5. Prepare for the transition and depart with grace and intention.
The leadership legacy is not about the person—it’s about how they led and where they took the next generation of the business. Therefore, great CEOs pay ample attention to the transition of their successor and strengthen what they have built over their tenures. The goal is to hand off the job with grace and confidence in the state of the enterprise.
Importantly, part of setting up the new successor for success is creating the space for their ascent to the top. This, in turn, entails a shift on the part of the incumbent where their identity is gradually separating from that of the organization and its future plans. After the announcement of the new successor, and as the actual transition nears, the incumbent will try to adapt their leadership identity to reflect and make room for the impending change in command. Of course, these are difficult adjustments to make, especially for long-serving leaders whose daily work has been so immersed in the organization’s purpose and growth. It is to be expected that evolving out of this will take time and work, and many sitting CEOs find it helpful to work with coaches to help facilitate the shift.
Beyond creating this leadership space for the rising successor to begin to step into, leaving the business in good shape for them and optimizing the conditions for a promising start are also paramount. This means making key decisions about what to actively do and what to leave during the final stages of your tenure. This is especially important so that the incoming CEO can have their 100 days of breathing space to get acclimated and sort their priorities, rather than having them face immediate decisions that could have been avoided.
In their final stretch, incumbent CEOs usually want to attend to further shaping and solidifying the aspects of the business most important to them, to assure their health and ongoing impact. Overall, sitting CEOs are called upon to prepare and ease the organization into the leadership shift, as well as to pay close attention to external relationships so that there is no loss of trust. Ensuring a smooth transition from the inside out often becomes the culminating mark of CEO excellence.
Letting go of the reins is not easy. Any CEO will acknowledge that the cost of a successful transition is having to give up control. They inevitably face the reality of handing over important decisions to someone who can run the organization well but may have a different style and different priorities.
In this phase, chief executives begin to finally confront the question of what to do once they retire. For people who have devoted every thought and ounce of energy to the job for many years, this can be both a difficult and exciting consideration. As the ever-wise Fred Rogers liked to say, “Often when you think you’re at the end of something, you’re at the beginning of something else.” As CEOs begin to readjust their leadership identities, they can cast an eye toward promising new projects.

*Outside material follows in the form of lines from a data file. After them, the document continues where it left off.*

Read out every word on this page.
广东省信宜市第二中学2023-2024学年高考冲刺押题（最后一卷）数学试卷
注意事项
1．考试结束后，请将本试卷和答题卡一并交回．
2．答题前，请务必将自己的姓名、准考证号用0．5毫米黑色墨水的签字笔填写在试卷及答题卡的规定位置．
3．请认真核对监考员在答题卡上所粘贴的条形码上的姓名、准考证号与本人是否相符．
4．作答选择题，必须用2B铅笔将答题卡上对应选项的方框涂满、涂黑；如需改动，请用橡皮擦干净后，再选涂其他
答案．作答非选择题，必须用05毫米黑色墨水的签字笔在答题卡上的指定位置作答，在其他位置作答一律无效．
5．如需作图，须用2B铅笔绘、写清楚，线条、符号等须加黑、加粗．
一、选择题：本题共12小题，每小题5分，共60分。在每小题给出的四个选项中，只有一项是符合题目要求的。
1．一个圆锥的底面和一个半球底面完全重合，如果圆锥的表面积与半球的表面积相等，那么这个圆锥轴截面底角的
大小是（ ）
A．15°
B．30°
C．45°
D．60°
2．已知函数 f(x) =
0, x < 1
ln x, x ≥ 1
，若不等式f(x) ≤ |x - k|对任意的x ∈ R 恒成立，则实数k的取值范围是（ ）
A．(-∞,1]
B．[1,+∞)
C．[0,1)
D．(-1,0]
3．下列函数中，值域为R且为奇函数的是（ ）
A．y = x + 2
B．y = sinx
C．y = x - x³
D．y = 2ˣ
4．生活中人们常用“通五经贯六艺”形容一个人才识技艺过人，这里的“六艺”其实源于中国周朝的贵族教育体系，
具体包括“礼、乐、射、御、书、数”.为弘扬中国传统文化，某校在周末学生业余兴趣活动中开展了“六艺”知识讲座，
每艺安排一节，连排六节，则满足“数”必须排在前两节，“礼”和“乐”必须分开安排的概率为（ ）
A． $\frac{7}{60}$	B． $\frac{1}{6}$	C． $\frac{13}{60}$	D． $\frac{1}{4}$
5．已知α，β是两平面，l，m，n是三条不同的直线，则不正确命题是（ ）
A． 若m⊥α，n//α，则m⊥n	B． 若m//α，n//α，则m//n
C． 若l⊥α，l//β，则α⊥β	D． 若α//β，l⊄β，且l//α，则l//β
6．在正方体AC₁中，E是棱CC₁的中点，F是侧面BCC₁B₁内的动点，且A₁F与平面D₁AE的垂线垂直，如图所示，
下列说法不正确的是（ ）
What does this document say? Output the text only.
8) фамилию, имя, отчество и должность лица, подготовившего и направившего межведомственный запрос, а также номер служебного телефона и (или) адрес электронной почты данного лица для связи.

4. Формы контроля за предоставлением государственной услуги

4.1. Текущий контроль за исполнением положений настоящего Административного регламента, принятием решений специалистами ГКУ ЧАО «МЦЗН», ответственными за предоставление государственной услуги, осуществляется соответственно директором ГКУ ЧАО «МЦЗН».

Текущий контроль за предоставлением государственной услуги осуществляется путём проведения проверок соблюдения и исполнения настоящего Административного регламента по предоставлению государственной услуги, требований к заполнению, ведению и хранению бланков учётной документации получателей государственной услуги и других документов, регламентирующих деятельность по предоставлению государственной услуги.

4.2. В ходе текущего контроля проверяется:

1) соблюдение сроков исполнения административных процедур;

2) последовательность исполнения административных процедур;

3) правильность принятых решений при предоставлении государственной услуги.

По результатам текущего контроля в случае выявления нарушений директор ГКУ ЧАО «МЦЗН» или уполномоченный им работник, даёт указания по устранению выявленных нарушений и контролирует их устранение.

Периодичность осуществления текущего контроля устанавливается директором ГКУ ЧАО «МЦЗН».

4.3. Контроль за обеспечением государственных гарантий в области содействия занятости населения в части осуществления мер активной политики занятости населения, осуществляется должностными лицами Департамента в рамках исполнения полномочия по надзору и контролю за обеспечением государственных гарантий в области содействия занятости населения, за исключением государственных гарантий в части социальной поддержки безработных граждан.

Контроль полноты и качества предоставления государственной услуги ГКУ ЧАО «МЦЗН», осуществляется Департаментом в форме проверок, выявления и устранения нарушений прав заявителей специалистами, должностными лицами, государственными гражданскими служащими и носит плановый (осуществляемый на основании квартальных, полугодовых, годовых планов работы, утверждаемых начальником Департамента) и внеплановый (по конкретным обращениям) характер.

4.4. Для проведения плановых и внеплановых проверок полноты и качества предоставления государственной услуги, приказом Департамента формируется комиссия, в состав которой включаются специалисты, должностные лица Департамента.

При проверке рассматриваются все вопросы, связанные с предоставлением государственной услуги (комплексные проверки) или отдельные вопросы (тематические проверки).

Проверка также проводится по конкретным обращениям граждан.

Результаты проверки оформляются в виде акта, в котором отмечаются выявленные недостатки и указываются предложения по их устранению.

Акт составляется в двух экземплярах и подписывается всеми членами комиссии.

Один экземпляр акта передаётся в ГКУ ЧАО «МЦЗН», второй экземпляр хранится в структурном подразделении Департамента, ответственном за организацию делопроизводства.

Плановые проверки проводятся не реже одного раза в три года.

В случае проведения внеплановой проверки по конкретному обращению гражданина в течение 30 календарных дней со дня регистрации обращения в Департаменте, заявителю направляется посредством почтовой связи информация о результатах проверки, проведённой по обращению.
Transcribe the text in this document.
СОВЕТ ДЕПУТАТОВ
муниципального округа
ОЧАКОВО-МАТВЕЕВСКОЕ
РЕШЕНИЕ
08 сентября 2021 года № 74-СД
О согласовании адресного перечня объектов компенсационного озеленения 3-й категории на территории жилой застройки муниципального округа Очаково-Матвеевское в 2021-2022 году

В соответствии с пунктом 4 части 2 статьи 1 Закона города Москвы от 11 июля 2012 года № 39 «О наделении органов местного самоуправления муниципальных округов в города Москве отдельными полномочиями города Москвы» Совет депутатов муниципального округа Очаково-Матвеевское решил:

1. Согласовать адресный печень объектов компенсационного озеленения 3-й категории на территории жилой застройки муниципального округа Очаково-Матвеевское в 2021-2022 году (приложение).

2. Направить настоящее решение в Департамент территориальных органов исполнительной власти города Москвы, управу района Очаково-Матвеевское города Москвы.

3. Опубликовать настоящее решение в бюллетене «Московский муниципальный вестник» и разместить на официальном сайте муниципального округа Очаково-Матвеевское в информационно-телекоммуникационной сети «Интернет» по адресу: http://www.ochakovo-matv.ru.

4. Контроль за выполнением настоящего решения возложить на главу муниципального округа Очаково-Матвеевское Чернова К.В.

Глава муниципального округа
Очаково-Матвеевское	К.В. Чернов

More often, we are working with departing and newly retired CEOs who are welcoming the prospect of being “lifelong leaders” by searching for the next best opportunity to put their vast experience and ambition to use. Who better to keep providing the leadership experience we so desperately need than these tried-and-true captains of industry?
In short, departing CEOs who both take pains to leave their posts in the best shape possible and endeavor to invest in their ongoing influence may well be our best hope for revitalizing great leadership and redeeming people’s faith in the promises of impactful leadership at large.